Shortly after being recruited by Inria, in 1996-97, I discovered the Femmes et maths (Women and Maths) association. It was thanks to a forum for young mathematicians, organised once a year at the time, which I simply attended because my best friend was presenting a project along with other doctoral students. After the sessions on research techniques, there were more open sessions and discussions, on women and science, their place in history and in society. And in the end  I experienced it as a space for discussion where you could share your conceptual vision of women’s roles. There was a mix of experiences, a feeling that something was coming to a head, something active, in the search for why and how we had all ended up there . There was more than a militant side to it; we knew there was everything to be done and that we needed to commit to welcoming new women researchers each year. The founders had created the association in 1987, when the ENS (Écoles Normales Supérieures) started opening mixed classes, when we there was a shift from entire graduating classes of young female mathematicians to just a few young women in these mixed classes. We couldn't understand why all of a sudden there were hardly any young women in these top engineering schools. Today female researchers really need to mobilise to keep the association alive, because there is a growing need but not enough volunteers to make it work. At the same time it is increasingly difficult to integrate this type of commitment in the career paths we have now. And yet, we know that initiatives like these encounters between doctoral students and seasoned researchers or the "Girls and maths, a brilliant equation" days, organised with Animath for secondary and high school students, always have a positive impact.

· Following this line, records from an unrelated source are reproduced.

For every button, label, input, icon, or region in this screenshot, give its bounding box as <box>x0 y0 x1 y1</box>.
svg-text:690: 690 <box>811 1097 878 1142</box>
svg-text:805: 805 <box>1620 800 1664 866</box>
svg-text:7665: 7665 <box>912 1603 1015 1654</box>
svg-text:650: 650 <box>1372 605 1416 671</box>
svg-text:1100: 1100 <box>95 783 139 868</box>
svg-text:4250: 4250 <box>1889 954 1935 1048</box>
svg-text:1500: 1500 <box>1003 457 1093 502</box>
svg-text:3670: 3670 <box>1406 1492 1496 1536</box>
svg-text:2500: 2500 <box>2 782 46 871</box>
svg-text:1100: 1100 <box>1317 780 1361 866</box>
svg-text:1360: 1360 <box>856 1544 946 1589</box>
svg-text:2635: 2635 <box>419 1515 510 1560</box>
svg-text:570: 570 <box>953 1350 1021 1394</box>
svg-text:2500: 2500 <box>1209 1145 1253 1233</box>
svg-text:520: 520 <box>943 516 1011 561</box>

Research theme: Controlling interconnected systems in complex environments

A system is a set of components that is subject to an input, that is to say a command, and produces an output or, in other words, a result. For a system to produce the desired response it needs to be controlled and that requires an appropriate mathematical formula. In the Disco team we work on complex environments, on connection failures, loss of data or integrating the human factor in control loops. The type of mathematical tool can be helpful, for example, in the treatment of acute myeloid leukaemia, where the system is the patient and the control is the medication. Thanks to our contribution in mathematics, we can see whether administering one type of medication or another will produce the desired output, that is to say, if the cell population returns to the normal level.